Going into how Yocto works is beyond the scope of what can be covered in a blog
post. Basic Yocto project concepts can be found [here](https://docs.yoctoproject.org/overview-manual/concepts.html?highlight=meta+layer#yocto-project-concepts).
In Yocto speak, a custom
[meta layer](https://github.com/asymptotic-io/meta-asymptotic) was written.
Yocto makes it quite easy to build `autoconf` based projects. A new `tinycompress`
[bitbake recipe](https://github.com/asymptotic-io/meta-asymptotic/blob/master/recipes-multimedia/tinycompress/tinycompress.bb)
was written to build the latest sources from upstream and also include the
`fcplay` and `cplay` utilities for initial testing.
The existing PipeWire and WirePlumber recipes were modified to point to custom git
sources with minor changes to default settings included as part of the build.
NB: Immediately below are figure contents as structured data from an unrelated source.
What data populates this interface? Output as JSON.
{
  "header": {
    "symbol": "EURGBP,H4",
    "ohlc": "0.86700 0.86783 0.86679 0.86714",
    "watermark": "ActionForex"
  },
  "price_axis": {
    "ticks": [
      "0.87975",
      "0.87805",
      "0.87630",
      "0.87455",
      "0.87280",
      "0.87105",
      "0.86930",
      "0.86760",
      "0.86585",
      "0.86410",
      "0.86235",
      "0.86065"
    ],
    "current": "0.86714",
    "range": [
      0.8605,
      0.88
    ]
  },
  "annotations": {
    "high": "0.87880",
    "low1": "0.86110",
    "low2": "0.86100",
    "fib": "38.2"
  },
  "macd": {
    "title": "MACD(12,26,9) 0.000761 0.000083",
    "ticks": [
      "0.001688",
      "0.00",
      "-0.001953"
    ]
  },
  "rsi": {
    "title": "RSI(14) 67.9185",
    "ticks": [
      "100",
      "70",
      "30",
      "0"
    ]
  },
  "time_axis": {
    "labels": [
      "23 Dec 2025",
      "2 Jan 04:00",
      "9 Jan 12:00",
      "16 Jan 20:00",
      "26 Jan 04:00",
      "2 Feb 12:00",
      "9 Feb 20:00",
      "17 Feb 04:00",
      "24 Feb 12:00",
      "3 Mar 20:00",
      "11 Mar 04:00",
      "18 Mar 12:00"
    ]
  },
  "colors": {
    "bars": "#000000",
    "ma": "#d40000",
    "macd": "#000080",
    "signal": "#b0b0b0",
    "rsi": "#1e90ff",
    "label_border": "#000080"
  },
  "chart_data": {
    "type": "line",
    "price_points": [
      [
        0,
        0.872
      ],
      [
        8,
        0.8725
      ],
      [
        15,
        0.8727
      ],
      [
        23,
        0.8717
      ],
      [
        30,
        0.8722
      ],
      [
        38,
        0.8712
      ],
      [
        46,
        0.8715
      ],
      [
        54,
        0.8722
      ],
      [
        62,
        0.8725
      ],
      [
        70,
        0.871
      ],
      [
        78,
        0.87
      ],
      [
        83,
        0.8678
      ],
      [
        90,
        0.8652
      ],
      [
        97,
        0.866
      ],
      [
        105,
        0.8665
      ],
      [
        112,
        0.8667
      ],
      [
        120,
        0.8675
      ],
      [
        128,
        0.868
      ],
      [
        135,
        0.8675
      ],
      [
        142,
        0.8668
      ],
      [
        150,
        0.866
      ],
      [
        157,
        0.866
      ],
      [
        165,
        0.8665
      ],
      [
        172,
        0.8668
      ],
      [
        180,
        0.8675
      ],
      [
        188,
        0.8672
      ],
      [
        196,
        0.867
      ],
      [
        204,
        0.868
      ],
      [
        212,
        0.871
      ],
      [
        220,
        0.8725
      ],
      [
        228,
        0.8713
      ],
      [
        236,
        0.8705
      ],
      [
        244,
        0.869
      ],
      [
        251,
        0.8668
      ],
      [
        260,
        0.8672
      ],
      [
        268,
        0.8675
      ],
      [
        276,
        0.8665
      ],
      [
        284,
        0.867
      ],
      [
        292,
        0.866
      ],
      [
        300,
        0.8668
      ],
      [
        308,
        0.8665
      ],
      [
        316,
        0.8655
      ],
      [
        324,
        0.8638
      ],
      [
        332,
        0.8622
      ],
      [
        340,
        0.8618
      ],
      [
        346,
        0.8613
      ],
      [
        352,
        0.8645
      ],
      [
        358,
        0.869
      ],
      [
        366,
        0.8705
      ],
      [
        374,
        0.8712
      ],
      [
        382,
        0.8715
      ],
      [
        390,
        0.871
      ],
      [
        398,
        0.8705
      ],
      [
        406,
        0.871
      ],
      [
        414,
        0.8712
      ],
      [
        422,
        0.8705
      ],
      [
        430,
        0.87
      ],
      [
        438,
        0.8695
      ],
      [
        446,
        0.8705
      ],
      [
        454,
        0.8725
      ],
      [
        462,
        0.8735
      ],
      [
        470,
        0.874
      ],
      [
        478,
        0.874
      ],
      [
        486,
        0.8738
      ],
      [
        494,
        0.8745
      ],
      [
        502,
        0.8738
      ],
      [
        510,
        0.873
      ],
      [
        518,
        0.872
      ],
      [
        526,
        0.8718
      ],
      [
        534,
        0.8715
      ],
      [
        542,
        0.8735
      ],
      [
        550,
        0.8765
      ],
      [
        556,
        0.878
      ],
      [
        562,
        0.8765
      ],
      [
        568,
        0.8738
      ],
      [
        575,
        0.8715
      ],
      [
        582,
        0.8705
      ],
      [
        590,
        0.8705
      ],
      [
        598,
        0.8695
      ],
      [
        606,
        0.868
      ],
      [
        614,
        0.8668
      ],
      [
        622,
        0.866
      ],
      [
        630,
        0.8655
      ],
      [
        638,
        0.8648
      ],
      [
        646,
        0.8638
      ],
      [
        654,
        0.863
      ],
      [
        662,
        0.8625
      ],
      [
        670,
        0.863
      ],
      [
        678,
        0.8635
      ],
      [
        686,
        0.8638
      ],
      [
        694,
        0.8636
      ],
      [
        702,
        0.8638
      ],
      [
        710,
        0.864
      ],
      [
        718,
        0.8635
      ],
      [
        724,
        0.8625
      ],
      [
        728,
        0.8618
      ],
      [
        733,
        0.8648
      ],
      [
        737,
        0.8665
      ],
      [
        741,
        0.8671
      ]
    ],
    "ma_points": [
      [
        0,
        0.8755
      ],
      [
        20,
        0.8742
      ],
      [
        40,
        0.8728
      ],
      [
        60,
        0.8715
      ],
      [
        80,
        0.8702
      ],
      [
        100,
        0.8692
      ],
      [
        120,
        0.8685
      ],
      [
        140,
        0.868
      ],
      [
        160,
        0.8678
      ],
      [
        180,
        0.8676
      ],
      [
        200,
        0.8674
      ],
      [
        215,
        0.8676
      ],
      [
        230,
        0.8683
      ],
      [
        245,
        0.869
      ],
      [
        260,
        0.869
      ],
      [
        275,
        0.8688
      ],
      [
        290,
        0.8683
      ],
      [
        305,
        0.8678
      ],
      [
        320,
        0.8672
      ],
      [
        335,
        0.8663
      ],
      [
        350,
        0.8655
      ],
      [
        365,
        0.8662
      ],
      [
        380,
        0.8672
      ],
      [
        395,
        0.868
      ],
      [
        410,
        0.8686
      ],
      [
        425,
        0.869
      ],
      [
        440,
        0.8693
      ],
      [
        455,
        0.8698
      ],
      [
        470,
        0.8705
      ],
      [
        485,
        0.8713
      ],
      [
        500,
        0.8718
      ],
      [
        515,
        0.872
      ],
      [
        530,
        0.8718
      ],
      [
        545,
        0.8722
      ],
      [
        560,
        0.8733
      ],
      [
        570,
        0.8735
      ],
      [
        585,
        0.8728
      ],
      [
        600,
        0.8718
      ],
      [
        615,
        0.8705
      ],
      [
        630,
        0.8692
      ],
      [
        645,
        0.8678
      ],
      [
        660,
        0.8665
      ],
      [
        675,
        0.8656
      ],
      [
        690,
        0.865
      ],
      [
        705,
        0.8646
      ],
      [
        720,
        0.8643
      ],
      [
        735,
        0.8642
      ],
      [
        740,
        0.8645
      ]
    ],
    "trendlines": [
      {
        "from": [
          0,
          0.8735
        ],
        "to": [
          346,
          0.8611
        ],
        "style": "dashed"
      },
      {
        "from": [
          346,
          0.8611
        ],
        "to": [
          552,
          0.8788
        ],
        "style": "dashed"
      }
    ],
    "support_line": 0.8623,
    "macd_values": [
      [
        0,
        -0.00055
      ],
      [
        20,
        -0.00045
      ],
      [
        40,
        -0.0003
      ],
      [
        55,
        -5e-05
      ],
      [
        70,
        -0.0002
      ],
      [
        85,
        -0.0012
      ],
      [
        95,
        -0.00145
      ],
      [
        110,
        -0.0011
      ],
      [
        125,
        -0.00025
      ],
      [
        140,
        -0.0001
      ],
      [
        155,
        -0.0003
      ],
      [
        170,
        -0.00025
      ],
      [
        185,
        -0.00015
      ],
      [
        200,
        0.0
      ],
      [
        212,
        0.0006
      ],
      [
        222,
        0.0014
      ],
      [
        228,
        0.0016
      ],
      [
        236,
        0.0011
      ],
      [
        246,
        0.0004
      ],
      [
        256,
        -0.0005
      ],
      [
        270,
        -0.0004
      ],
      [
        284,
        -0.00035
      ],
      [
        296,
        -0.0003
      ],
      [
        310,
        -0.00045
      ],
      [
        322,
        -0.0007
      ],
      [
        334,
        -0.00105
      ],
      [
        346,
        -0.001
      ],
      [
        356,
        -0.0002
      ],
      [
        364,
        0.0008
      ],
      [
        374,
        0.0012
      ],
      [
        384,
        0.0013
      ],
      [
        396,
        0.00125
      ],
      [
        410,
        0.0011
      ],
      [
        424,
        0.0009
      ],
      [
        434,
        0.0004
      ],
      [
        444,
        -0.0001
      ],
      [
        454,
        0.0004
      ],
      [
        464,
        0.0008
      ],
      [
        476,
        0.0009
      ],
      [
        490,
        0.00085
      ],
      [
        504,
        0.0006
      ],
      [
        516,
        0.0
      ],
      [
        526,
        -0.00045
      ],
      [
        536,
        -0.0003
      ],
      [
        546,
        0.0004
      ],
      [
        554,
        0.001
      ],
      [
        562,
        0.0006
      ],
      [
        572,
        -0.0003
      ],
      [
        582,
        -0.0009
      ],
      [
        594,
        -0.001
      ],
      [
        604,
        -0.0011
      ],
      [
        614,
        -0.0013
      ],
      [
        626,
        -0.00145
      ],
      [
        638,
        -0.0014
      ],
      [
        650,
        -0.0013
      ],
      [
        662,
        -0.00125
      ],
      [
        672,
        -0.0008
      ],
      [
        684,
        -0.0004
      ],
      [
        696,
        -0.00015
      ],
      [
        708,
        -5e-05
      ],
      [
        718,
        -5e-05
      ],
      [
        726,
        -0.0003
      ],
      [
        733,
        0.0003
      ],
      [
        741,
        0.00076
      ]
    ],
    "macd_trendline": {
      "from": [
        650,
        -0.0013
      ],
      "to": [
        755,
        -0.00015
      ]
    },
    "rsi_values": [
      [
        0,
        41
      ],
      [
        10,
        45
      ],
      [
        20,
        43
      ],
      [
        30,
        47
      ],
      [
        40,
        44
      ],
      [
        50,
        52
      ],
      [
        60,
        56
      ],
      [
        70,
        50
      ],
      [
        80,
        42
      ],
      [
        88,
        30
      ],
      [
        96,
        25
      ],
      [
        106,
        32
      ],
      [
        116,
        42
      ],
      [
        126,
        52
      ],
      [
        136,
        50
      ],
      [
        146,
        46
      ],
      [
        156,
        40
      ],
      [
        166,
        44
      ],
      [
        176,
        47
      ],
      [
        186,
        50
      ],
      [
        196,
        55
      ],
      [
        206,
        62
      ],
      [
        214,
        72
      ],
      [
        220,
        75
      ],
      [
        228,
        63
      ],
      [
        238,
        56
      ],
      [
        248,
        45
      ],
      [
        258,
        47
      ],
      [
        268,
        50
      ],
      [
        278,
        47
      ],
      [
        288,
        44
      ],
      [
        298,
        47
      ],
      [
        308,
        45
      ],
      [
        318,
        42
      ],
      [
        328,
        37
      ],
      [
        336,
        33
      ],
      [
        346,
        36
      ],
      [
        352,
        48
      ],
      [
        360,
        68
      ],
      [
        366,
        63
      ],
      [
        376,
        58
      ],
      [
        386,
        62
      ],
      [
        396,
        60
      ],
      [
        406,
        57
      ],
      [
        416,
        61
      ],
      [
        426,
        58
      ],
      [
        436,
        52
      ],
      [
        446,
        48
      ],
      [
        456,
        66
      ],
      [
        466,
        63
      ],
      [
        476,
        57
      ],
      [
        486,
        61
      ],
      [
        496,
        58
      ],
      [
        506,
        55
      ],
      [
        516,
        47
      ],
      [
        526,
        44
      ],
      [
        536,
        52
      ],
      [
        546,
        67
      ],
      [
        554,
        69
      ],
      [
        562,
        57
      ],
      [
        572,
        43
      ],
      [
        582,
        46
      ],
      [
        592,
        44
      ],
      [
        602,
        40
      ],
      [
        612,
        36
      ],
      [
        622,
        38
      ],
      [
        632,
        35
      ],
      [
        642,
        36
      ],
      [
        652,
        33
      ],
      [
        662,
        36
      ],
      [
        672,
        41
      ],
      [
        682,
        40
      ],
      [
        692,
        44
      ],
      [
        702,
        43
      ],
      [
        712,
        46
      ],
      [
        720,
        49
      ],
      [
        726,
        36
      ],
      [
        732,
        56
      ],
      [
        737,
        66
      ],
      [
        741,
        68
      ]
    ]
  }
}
## Updates since the original work
Since we completed the original patches, a number of changes have happened thanks
to the community (primarily Carlos Giani). These include:
- A device plugin for autodetecting compress nodes on the system
- Replacing `tinycompress` with an internal library to make all the requisite
`ioctl()`s
- Compressed format detection (which was previously waiting on
[an upstream API addition we implemented in `tinycompress`](https://github.com/alsa-project/tinycompress/pull/16)
## Future work
- Make compressed sink node provide clocking information. While the
API provides a method to retrieve the timestamp information, the relevant
timestamp fields seem to be not populated by the `q6asm-dai` driver.
- Validate other encoded formats. So far only MP3 and FLAC have been validated.
- May be the wider community can help test this on other hardware.
- Add capability to GStreamer plugin to work with compressed sink node. This
would also help in validating pause and resume.